El desamparo del olvido 
Hasta ahora se ha visto la deliberada destrucción de edificios históricos bajo justificaciones idearias, así como la concepción inconsciente respecto de valor que poseen los mismos. No obstante, hay un destino peor que ser demolido fundamentándose en la protección del Estado o en una desidia total; éste es, el trágico abandono.

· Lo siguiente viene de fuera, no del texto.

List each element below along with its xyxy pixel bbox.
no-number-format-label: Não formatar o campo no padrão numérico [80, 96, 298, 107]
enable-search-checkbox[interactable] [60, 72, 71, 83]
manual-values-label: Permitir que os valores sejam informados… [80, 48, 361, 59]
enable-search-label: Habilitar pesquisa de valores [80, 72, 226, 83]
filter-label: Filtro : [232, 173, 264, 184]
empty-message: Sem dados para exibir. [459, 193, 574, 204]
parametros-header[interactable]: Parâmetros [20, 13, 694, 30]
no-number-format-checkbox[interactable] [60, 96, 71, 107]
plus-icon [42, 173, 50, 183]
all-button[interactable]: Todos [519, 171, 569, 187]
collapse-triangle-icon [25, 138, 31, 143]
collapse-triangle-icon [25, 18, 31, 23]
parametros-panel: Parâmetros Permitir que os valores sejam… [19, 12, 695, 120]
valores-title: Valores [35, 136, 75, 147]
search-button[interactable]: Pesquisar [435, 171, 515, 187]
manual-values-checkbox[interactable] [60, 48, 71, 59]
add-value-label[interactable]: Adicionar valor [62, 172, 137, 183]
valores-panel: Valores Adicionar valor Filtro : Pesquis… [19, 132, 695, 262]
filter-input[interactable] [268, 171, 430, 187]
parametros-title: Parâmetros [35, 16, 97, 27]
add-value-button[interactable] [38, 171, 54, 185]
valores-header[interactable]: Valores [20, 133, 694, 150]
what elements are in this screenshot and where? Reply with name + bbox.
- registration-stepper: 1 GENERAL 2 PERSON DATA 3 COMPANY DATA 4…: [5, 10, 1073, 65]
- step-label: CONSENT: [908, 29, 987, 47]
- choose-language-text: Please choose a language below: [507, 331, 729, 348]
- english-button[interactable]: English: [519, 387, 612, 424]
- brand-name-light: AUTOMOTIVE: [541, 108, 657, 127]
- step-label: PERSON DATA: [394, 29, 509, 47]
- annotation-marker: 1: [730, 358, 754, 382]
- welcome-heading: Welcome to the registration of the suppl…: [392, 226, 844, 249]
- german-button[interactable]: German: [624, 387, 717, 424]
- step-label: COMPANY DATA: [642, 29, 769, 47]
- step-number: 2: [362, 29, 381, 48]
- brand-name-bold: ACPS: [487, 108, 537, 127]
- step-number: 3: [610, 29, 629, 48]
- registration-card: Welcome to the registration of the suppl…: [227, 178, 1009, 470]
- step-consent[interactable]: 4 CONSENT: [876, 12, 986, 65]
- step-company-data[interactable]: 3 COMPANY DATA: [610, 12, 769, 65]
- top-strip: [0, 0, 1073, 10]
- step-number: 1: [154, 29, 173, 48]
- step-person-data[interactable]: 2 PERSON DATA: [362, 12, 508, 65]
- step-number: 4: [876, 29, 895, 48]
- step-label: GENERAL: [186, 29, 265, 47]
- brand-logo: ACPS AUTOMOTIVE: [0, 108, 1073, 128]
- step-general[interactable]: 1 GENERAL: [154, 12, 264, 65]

El desamparo del olvido Entre ellos podría mencionarse al Palacio o Castillo de los Leones, que, con su corta vida – de 1907 a 1940, perteneciente a un miembro de los Lacroze –, fue protagonista de incontables relatos de terror a causa de su estado de dejación por parte de la misma familia, quienes la abandonaron tras un escándalo de estafa por parte de su diseñador. Similarmente, el Palacio Ortiz Basualdo Dorrego de 1904 – portador del mismo nombre que la Embajada de Francia, aunque comportan dos edificaciones distintas –, asentado en Plaza San Martín y galardonado por su belleza en la fachada, se encontró desprovista tanto de propietarios como herederos; vacía y sin intereses del Estado u otros actores de comprarla, la misma fue vendida y derrumbada en 1969, ocupado su terreno diversos edificios.
En conjunto a los lamentables edificios abandonados, se encuentran aquellos que, sencillamente, se desconoce públicamente el motivo por el cual fueron eliminados – aunque no necesariamente ello obedece a un secretismo, sino mera desinformación –.
En tal grupo podría encontrarse el Pabellón de los Lagos, construido alrededor de 1900¸era una sobria confitería ubicada en el Rosedal de Palermo. Fue demolido sin explicaciones conocidas en 1929, donde hoy allí se encuentra el Patio Andaluz, cuya famosa glorieta azul provino como un obsequio de Sevilla. Similar, el Edificio Calvet, compañero de El Correo en la misma fecha que el caso anterior, dedicado al negocio vitivinícola; por alguna misteriosa razón, hacia la mitad del siglo XX los dueños decidieron destruir parte de aquel para levantar oficinas, las cuales verdaderamente terminaron siendo un estacionamiento.
Abundantes son los fantasmas del patrimonio arquitectónico que deambulan en Buenos Aires: a veces demolidos sin reparos de aquello que se estaba perdiendo para siempre, otras acompañados con la pena del pueblo que sentiría su ausencia, mientras que solo algunas y muy afortunadas veces, permanecieron en el espíritu del que tomó su lugar.